For crores of Indians, the word "government" is synonymous with trust. However, this trust is under attack from cybercriminals who are constantly seeking new tactics to entrap more people – particularly the unemployed – into scams, as the government intensifies its push against digital crimes and awareness rises.
Around a dozen government websites have been found "poisoned" with malicious links promoting scams, often themed around betting, investment, and cryptocurrency.
In what appears to be a well-organised criminal enterprise, poorly secured government websites are injected with keywords and phrases related to popular online search topics, such as growing a YouTube channel, finding work-from-home jobs, affiliate product reviewing, self-improvement, digital marketing, blockchain, cloud computing, and ways to generate passive income.
When a person searches for these subjects on Google, tainted pages from government sites appear among the top search results. Since these pages belong to government domains, users are more likely to trust them and click on them, only to end up in scams, resulting in financial losses.
Websites belonging to state governments, municipal corporations, research and educational institutes, and electoral officials are among the victims.
The Online Building Permission System of the Assam government, Maharashtra’s Chief Electoral Officer, the Indian Council of Agricultural Research, Uttar Pradesh National Health Mission, Nagpur Municipal Corporation, the Centre for Excellence in Postal Technology of India Post, and Maharashtra’s Registrar of Firms are among the notable victims of SEO (Search Engine Optimisation) poisoning.
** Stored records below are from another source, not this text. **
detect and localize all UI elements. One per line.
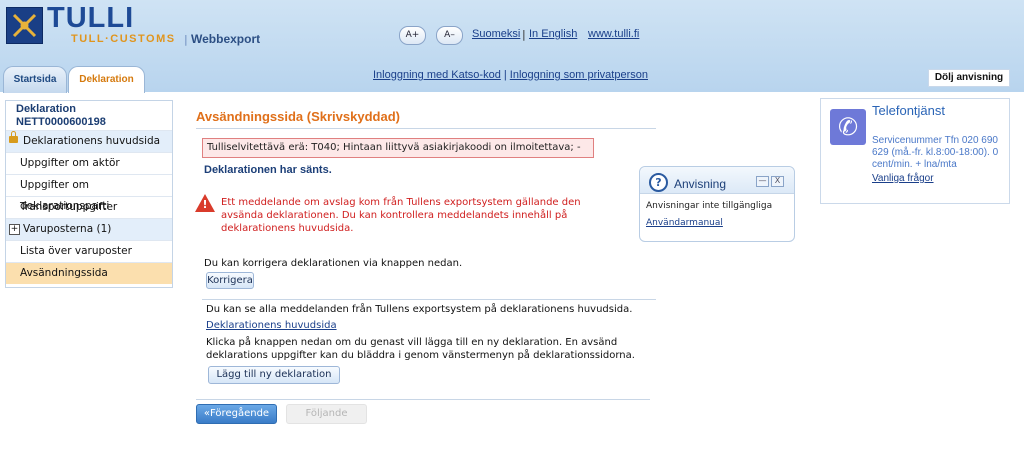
lang-finnish-link[interactable]: Suomeksi [472, 28, 520, 40]
rejection-warning: Ett meddelande om avslag kom från Tullen… [221, 197, 581, 234]
add-declaration-button[interactable]: Lägg till ny deklaration [208, 366, 340, 384]
customs-logo-icon [6, 7, 43, 44]
user-manual-link[interactable]: Användarmanual [646, 218, 723, 228]
instructions-body: Anvisningar inte tillgängliga [646, 201, 773, 211]
sidebar-item-goods[interactable]: + Varuposterna (1) [6, 218, 172, 240]
sidebar-item-transport[interactable]: Transportuppgifter [6, 196, 172, 218]
divider [196, 399, 650, 400]
sent-status: Deklarationen har sänts. [204, 164, 332, 176]
font-increase-button[interactable]: A+ [399, 26, 426, 45]
login-private-link[interactable]: Inloggning som privatperson [510, 69, 648, 81]
login-katso-link[interactable]: Inloggning med Katso-kod [373, 69, 501, 81]
logo-title: TULLI [47, 2, 135, 34]
messages-instruction: Du kan se alla meddelanden från Tullens … [206, 304, 633, 315]
sidebar-item-actor[interactable]: Uppgifter om aktör [6, 152, 172, 174]
sidebar-title: Deklaration [16, 103, 76, 115]
minimize-icon[interactable]: — [756, 176, 769, 187]
sidebar-item-sending[interactable]: Avsändningssida [6, 262, 172, 284]
instructions-panel-header: ? Anvisning — X [640, 167, 794, 194]
sidebar-item-label: Varuposterna (1) [23, 223, 112, 235]
declaration-id: NETT0000600198 [16, 116, 106, 128]
sidebar-header: Deklaration NETT0000600198 [6, 101, 172, 130]
instructions-panel: ? Anvisning — X Anvisningar inte tillgän… [639, 166, 795, 242]
site-link[interactable]: www.tulli.fi [588, 28, 639, 40]
sidebar-item-consignment[interactable]: Uppgifter om deklarationsparti [6, 174, 172, 212]
sidebar-item-goods-list[interactable]: Lista över varuposter [6, 240, 172, 262]
help-question-icon: ? [649, 173, 668, 192]
page-title: Avsändningssida (Skrivskyddad) [196, 109, 400, 124]
phone-service-panel: ✆ Telefontjänst Servicenummer Tfn 020 69… [820, 98, 1010, 204]
correct-instruction: Du kan korrigera deklarationen via knapp… [204, 258, 463, 269]
new-declaration-instruction: Klicka på knappen nedan om du genast vil… [206, 337, 635, 361]
hide-instructions-button[interactable]: Dölj anvisning [928, 69, 1010, 87]
login-separator: | [503, 69, 507, 81]
close-icon[interactable]: X [771, 176, 784, 187]
divider [196, 128, 656, 129]
error-message-box: Tulliselvitettävä erä: T040; Hintaan lii… [202, 138, 594, 158]
sidebar: Deklaration NETT0000600198 Deklarationen… [5, 100, 173, 288]
correct-button[interactable]: Korrigera [206, 272, 254, 289]
previous-button[interactable]: «Föregående [196, 404, 277, 424]
tab-deklaration[interactable]: Deklaration [68, 66, 145, 93]
faq-link[interactable]: Vanliga frågor [872, 173, 934, 184]
app-name: Webbexport [191, 32, 261, 46]
font-decrease-button[interactable]: A– [436, 26, 463, 45]
lock-icon [9, 131, 18, 143]
logo-subtitle: TULL·CUSTOMS [71, 33, 176, 45]
lang-separator: | [522, 28, 526, 41]
phone-service-title: Telefontjänst [872, 103, 945, 118]
tab-startsida[interactable]: Startsida [3, 66, 67, 93]
warning-mark: ! [202, 198, 208, 211]
sidebar-item-label: Deklarationens huvudsida [23, 135, 161, 147]
phone-icon: ✆ [830, 109, 866, 145]
expand-icon[interactable]: + [9, 224, 20, 235]
phone-service-text: Servicenummer Tfn 020 690 629 (må.-fr. k… [872, 135, 999, 170]
login-links: Inloggning med Katso-kod | Inloggning so… [373, 69, 648, 81]
divider [202, 299, 656, 300]
sidebar-item-main-page[interactable]: Deklarationens huvudsida [6, 130, 172, 152]
declaration-main-page-link[interactable]: Deklarationens huvudsida [206, 320, 337, 331]
logo-separator: | [184, 33, 188, 46]
next-button: Följande [286, 404, 367, 424]
header: TULLI TULL·CUSTOMS | Webbexport A+ A– Su… [0, 0, 1024, 93]
lang-english-link[interactable]: In English [529, 28, 577, 40]
instructions-title: Anvisning [674, 177, 727, 191]
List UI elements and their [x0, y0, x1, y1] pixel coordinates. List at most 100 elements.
This tactic addresses a fundamental problem faced by scammers: reaching a larger audience online. This is often a significant challenge because search engines use algorithms that rank sites in search results based on their authority. These algorithms aim to reduce the likelihood of users encountering illegitimate sites. As government websites enjoy very high authority scores, the poisoned pages rank high on the search results page.
However, these pages take users through a maze of sites leading to scams and fraudulent investments.
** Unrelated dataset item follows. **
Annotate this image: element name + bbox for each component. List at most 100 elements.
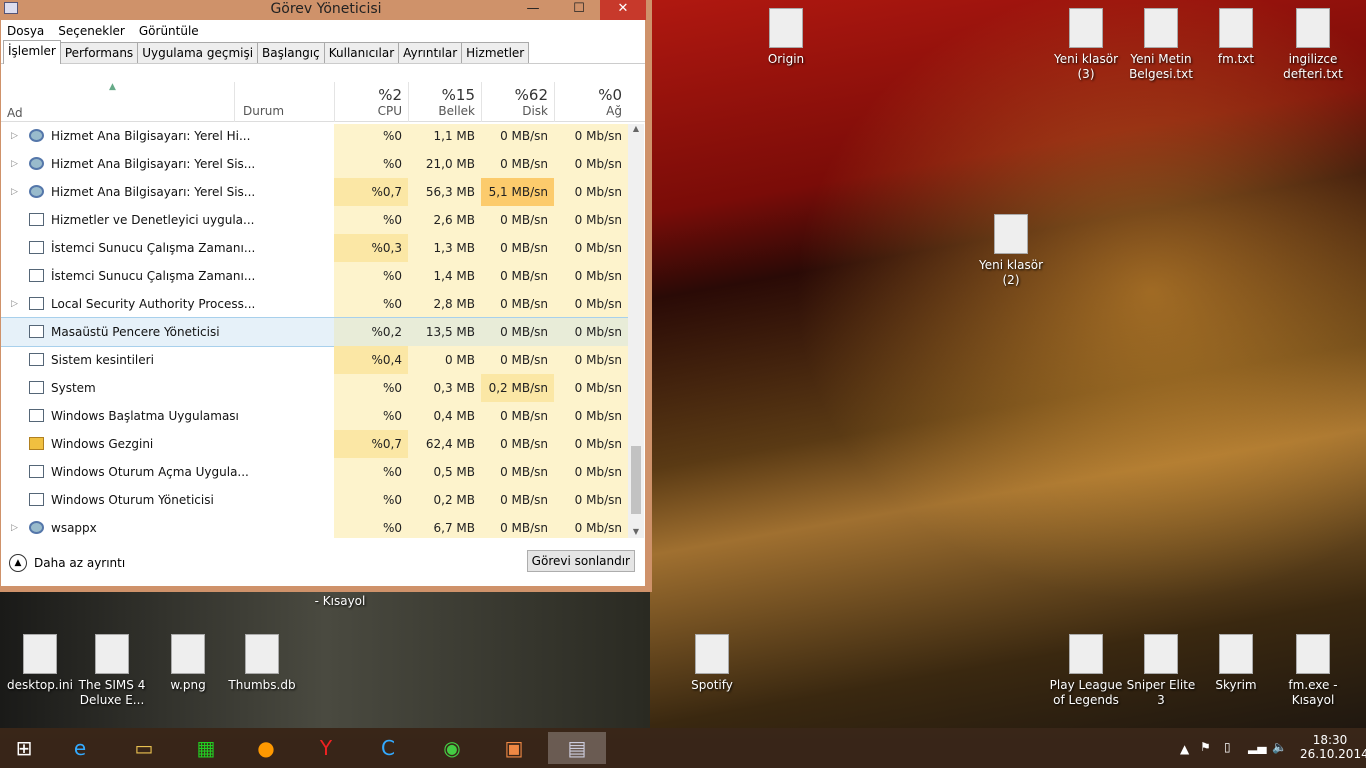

For example, a search for "how to increase likes on YouTube" yields several results. Among them is a link to Delhi University, which is categorised as “safe” by McAfee WebAdvisor, but it leads to a dubious investment website with all the hallmarks of a scam.
India Today found posts on some forums selling SEO poisoning as a service. On BreachForums, one such post advertised delivering high-quality links with Domain Authority (DA) scores reaching up to 98, sourced from "high-authority sites", with a promise to comply with Google’s standards.
Cybercriminals exploit weak site structures, poor security, and other technical vulnerabilities to insert illicit content and links into many government websites. Some of the prominent manipulation techniques include stuffing keywords and phrases into open directories and cloaking – a technique that shows one version of a webpage to search engines and a completely different version to users.
In a recent report, British cybersecurity firm Sophos revealed that the notorious ransomware group "Revil" also uses SEO manipulation techniques to spread malware. In one such case, attackers used the phrase "Are Bengal Cats legal in Australia?" to deliver malware.